Singapore’s Temasek Holdings has made a noteworthy decision to reduce compensation for both the team that recommended investing in the now-bankrupt FTX cryptocurrency exchange and senior management, demonstrating their collective accountability for the investment failure. In an uncommon move for sovereign funds, which typically keep investment decisions and compensations confidential, Temasek announced these cuts in a statement released on Monday. The decision comes approximately six months after Temasek initiated an internal review of its FTX investment, resulting in a significant writedown of $275 million.
Although there was no misconduct identified within the investment team’s recommendation, Temasek Chairman Lim Boon Heng acknowledged their responsibility for the investment decisions made and emphasized their shared accountability. In a statement posted on Temasek’s website, Lim stated that the compensation reductions were implemented for both the investment team and senior management. However, specific details regarding the extent of the compensation cuts were not disclosed.
Zennon Kapron, the director of Kapronasia, a fintech research and consulting firm based in Singapore, commented on the impact of Temasek’s loss on its reputation, emphasizing the importance of the organization addressing the matter seriously and satisfying shareholders and the market. While Kapron sees the reduction in investment team compensation as a positive step, he believes that further actions may be necessary to restore confidence.
FTX, founded by Sam Bankman-Fried, had experienced significant success as one of the most valuable start-ups in the rapidly expanding global digital currency sector. With a valuation of $32 billion and investments from prominent backers like SoftBank, it seemed poised for continued growth. However, following FTX’s filing for bankruptcy protection in the United States in November, Temasek and other investors, such as SoftBank and Sequoia Capital, marked down their investments to zero.
Temasek had previously disclosed that its investment in FTX accounted for 0.09% of its net portfolio value of S$403 billion ($304 billion) as of March 31, 2022. Additionally, Temasek stated that it had conducted thorough due diligence on FTX, and the audited financial statements indicated the company’s profitability at the time.
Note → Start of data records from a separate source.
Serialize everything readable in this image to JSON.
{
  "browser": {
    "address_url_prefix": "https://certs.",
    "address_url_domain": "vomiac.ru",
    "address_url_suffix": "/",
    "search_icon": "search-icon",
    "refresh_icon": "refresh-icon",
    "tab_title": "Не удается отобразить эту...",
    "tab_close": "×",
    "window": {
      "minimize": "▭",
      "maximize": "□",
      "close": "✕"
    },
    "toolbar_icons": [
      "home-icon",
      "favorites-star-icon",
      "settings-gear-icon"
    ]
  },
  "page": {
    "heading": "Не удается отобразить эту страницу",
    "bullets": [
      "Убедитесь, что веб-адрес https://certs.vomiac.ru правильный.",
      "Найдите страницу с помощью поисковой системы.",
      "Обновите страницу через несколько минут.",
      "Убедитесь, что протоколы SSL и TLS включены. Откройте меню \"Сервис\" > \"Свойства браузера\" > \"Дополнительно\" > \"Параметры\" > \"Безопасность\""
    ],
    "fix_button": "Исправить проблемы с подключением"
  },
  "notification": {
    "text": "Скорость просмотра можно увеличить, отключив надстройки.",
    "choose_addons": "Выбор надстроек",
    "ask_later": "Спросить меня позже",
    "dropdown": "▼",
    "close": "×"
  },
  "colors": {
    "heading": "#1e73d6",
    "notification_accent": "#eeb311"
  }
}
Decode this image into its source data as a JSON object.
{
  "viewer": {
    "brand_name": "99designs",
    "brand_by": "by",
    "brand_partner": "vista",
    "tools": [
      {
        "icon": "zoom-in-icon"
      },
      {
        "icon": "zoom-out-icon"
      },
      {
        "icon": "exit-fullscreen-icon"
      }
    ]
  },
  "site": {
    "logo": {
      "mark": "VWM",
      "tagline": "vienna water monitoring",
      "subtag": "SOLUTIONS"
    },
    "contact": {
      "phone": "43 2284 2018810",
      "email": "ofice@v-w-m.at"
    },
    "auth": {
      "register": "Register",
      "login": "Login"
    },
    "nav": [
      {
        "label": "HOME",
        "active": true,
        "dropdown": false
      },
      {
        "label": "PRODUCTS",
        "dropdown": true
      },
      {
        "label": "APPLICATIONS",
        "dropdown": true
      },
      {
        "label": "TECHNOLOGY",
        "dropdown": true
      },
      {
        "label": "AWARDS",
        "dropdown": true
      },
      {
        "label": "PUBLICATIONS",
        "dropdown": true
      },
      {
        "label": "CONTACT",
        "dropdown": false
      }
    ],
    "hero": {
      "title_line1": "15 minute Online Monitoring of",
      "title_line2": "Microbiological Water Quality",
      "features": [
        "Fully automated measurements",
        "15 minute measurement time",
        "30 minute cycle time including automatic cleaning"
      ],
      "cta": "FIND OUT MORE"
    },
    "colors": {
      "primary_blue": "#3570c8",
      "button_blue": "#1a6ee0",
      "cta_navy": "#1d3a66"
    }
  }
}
Chairman Lim expressed disappointment with the investment outcome and its adverse effects on Temasek’s reputation, attributing the failure to fraudulent conduct perpetrated by FTX and its affiliates, as admitted by key executives and alleged by prosecutors. Nevertheless, Temasek remains committed to delivering sustainable returns over the long term, investing in early-stage companies, and exploring new sectors and emerging technologies to understand their potential impact on existing portfolios and future value in a constantly evolving world.
In conclusion, Temasek’s decision to reduce compensation reflects its acknowledgement of accountability in the failed FTX investment. While the organization aims to regain trust and uphold its reputation, the impact of this action on restoring confidence remains to be seen.